The Israeli narrative accuses Palestinians of devaluing life and embracing death, yet from the very beginning, Palestinians have embodied their dreams of return, of statehood, and of freedom through the cause of their prisoners. Just like the realities of exile and displacement or the daily ordeal of crossing Israel's checkpoints, the issue of Palestinian detainees serves as a constant reminder of life under occupation.

The staggering number of Palestinian prisoners languishing in Israeli jails under harsh conditions and facing arbitrary charges in a state of legal ambiguity means that nearly every Palestinian household is directly affected by this issue. 

Some prisoners, such as Abdullah Barghouti, Marwan Barghouti, and Ahmad Sa'adat, have attained symbolic national status, but most are ordinary men and women, sons and daughters, neighbours and friends. Israeli imprisonment is now an experience shared by the entire Palestinian people.

Dancing the dabke

Hence their celebration of those released. They see themselves and their loved ones reflected in them. The freedom of one is felt as the freedom of all, just as the return of one person to their destroyed home represents the collective return of an entire people to their homeland.

Another force driving displaced Palestinians back to the north is the need to search for loved ones they left behind, whose fates remain unknown. If they can be found, those returning will recover the bodies and give them a proper burial, a fundamental right that Palestinians in Gaza have been denied for months.

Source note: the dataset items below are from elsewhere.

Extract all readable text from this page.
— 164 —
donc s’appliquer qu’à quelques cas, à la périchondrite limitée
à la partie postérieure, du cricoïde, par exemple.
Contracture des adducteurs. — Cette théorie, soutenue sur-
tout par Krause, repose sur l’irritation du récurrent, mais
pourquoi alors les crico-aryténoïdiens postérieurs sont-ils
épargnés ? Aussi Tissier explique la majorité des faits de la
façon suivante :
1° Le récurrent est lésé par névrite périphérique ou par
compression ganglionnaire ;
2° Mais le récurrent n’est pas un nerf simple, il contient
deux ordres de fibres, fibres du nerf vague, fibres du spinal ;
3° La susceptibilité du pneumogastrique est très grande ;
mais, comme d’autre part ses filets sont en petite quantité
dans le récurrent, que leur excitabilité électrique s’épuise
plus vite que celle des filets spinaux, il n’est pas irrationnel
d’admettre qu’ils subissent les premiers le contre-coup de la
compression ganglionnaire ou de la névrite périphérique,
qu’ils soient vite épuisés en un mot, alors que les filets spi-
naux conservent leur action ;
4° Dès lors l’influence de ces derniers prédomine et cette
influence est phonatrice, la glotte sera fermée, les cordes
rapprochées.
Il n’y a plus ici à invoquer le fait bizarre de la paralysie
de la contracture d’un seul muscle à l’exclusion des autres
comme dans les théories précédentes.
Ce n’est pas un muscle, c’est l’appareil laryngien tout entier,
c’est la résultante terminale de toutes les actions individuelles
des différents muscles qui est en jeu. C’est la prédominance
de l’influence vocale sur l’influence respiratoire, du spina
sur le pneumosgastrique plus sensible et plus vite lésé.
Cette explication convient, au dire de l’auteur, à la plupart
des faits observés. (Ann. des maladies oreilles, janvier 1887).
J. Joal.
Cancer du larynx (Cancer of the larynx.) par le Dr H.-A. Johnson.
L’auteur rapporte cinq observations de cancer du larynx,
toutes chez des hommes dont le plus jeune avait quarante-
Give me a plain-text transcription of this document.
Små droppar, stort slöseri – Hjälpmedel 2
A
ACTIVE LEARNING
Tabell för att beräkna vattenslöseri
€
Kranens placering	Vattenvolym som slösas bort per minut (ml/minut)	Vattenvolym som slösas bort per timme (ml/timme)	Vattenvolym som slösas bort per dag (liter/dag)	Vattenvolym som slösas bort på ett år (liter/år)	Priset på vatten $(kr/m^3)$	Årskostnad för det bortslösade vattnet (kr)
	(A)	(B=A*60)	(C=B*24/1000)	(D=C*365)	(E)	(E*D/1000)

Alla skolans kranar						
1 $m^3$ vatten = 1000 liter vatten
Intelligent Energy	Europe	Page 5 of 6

The urgency of their return is therefore driven by a desperate need for news and for knowing, as well as by a longing to see their families and friends face-to-face after months of separation, with limited means of communication. 

 
 
 
 
 
 
 
 
 
 
 
 
 
 
 

A post shared by Majdi Fathi (@majdi_fathi)

Weary and burdened both by loss and pain, Palestinians have returned to their homes and neighbourhoods, haunted by anxiety over the future, yet still, they smile, sing, and dance, including the dabke, a Levantine folk dance performed at weddings and other joyous occasions.

At heart, they are celebrating their survival, which for months felt unlikely. Many will have felt, at times, that death was preferable since it would hasten their end. There can be few greater testaments to their love of life than the image of their return. 

Now, survival itself has become a cultural marker, a new chapter in the Palestinian story of resilience—the story of their unyielding grip on their land, their dream of statehood, and their undying pursuit of freedom. This story still has some way to go. We are nowhere near its final chapter.